По пустынной улочке старинного университетского города медленно уходил почетный член Королевской академии в Амстердаме и Академии наук Ирландии, Польской академии в Кракове и физико-математического союза Чехословакии, Датской академии и Академии Шотландии, Американской академии искусств и наук и Американского физического общества, Вашингтонской академии и Академии наук в Сан-Луисе, Франклинова института Пенсильвании и Немецкого общества химиков, Ученого общества Упсалы и Философского общества Глазго, Манчестерского литературно-философского содружества и Королевской медицинской ассоциации Великобритании.

Под весенним летящим небом медленно шагал, удаляясь, иностранный член Академии наук России и Академии Франции, Филадельфийской академии натуральных наук и Академии Болоньи, Академии Норвегии и Академии Швеции, Ученого общества Италии и Академии наук Турина, естественнонаучных обществ Геттингена и Байера, Философского общества Роттердама и Физико-медицинского общества Эрлангена, Мюнхенской академии и римской Академии деи Линчей.

Медленно шел, удаляясь, лауреат почетных медалей Франклина, Фарадея, Румфорда, Бернара, Маттеуччи, Коплея и Альберта, лауреат научной премии Бресса и нобелевский лауреат.
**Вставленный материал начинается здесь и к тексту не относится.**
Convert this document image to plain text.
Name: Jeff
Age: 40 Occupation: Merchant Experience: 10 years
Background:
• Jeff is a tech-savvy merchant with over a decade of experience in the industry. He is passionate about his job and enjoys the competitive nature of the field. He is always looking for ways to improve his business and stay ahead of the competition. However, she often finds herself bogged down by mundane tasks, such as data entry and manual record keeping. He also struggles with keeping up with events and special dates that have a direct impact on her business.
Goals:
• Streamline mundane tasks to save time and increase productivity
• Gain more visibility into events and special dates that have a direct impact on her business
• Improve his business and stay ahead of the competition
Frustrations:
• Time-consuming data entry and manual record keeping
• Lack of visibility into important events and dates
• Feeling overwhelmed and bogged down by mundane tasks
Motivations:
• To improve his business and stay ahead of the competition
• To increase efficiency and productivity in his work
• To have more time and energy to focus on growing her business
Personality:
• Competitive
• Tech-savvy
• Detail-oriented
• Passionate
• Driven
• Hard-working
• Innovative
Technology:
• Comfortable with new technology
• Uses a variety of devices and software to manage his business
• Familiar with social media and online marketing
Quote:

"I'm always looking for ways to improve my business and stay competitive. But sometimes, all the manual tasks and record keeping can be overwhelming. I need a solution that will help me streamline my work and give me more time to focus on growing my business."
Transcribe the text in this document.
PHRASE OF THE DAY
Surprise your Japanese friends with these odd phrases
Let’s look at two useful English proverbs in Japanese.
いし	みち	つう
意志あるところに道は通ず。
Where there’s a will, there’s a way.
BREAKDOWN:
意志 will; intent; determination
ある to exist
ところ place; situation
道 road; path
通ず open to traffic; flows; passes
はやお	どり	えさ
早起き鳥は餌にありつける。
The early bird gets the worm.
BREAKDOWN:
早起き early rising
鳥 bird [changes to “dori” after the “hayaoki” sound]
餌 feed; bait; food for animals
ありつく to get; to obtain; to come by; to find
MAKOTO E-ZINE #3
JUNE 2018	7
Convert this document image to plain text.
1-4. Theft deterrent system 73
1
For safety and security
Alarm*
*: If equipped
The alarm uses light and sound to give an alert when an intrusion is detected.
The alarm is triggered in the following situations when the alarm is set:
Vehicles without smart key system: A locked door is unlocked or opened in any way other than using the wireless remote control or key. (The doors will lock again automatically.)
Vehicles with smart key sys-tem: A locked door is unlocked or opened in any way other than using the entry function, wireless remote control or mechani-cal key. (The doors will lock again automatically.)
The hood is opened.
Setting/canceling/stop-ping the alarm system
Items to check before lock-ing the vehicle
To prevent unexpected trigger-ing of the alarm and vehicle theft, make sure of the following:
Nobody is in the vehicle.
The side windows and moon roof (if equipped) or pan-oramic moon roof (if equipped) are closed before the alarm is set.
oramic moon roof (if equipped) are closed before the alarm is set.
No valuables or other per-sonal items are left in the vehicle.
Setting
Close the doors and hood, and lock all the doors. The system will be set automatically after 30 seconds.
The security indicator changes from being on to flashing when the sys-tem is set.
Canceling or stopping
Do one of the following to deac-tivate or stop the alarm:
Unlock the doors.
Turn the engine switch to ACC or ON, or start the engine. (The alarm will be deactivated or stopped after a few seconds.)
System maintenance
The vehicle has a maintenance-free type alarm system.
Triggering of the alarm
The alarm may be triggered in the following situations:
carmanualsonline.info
Уходил один из двадцати четырех живущих рыцарей ордена «За заслуги» — лорд без аристократической родословной, барон без родовых поместий, второй из семи сыновей безвестного новозеландского фермера и безвестной новозеландской учительницы.

4

Распахнув окно, Кроу перегнулся через подоконник:

— Сэр! Вы забыли трубку.

Шеф приостановился на тротуаре. Поднял голову. Посмотрел непонимающе. Потом жестом показал: «Кидайте!» Этого Кроу не ожидал. Он в нерешительности примеривал глазом расстояние. А жест повторился — уже нетерпеливый, властный. И Кроу кинул трубку. С былой безошибочностью спортсмена шеф поймал ее на лету. Однако не удержал в дрожащих ладонях. Нагнулся поднять. Коснулся пальцами каменной плиты тротуара. И его немного развеселила мысль, что надо бы крикнуть кому-то: «Какого дьявола вы трясете Англию!»

Дабы в окнах лаборатории никто ничего не заметил, он с силой прижал упавшую трубку к камню и только тогда смог сгрести ее ладонью и сунуть в карман. Кивнул на прощание Кроу. Зорко окинул взглядом все три этажа Кавендиша. Нигде не увидел за стеклами любопытствующих лиц. Усмехнулся про себя и двинулся дальше по десятилетиями исхоженной улочке.

По старинной улочке уходил один из величайших создателей физики XX века — человек, проникший в атом и впервые увидевший его строение, человек, открывший атомное ядро и впервые его расщепивший, современник Альберта Эйнштейна, едва ли не равный ему по величию и заслугам перед другими людьми.

Под весенним небом медленно шел, удаляясь, лорд Резерфорд оф Нельсон — покидающий жизнь веселый и серьезный мальчик с неправдоподобно далеких берегов пролива Кука.